A line of OOP vs. line of thought

The programming paradigm of OOP has become intrinsicly popular in the recent decades of software development, and the most popular PL’s of our days have OOP libraries containing thousands of lines of code, and us developers seem to have grown pretty acustomed to the idea. The part where it all goes wrong though, is when we start believing that this object oriented model has something in common with the human line of thought.

Although it might at first seem logical that we have some aspects like a car, a car can have different properties like a color and a type, thereafter it can be driven, painted, tolled, and so on. Once we instanciate a given car(imagine it or see it), it somehow magically aquires this or that property. I hope you get the idea, and it does seem a bit elegant at first, but partially absurd at the second.

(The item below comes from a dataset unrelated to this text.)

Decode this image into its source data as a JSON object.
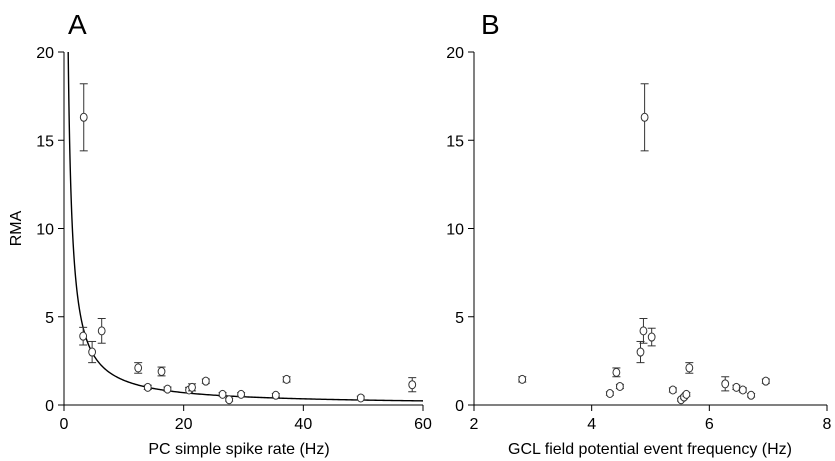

Here are a few clear differences between OOP and thought:

 

  1. OOP is strictly structured, like a tree, everything inherits from a root. Well, what determines by which property determines the placement of a class in this tree? This is like sorting books in a library. There are about an ∞ number of ways to sort the books, but we most likely sort it by the alphabet, since it is the most widespread way of sorting. However our brain can sort books by name, author, genre, number of pages, amount of imagery, complexity of the language, countless ways of sorting. Which one we choose depends on the context of the sorting.
  2. The amount of properties and functions in a regular OOP class is static, although we can at any given time imagine what it would be like to throw a car, or eat steel. Objects don’t have static functions or properties, there are lists of functions and properties, which are somehow binded to an object, and allow us to imagine or see something unusual, which on a regular (OOP bases) wouldn’t be there.
  3. Then there is the element of reusage of code, or rather, reusage of function, which pretty much derrives from point 2. So if there are 2 objects performing a relatively same function, chance is that it is the same function(perhaps slightly altered), and not rewritten again, which you usually would result to in tree-structured OOP. You might say that all you have to do is derrive on object from the other, but what if the functionality is in a sister node, rather than a parent? Like so:

I want the same function in child12 and child 1a1, one thing could be to put into the root, but thats absurd, since I don’t want it everywhere else. I could create a base class for the two classes, but then how do I implement both Child1 and Child1a functionality, and seperate it at the same time? Well as I see, there is no way to do this?? Unless the function lies outside the tree structure, so then, what is the point of the tree as whole?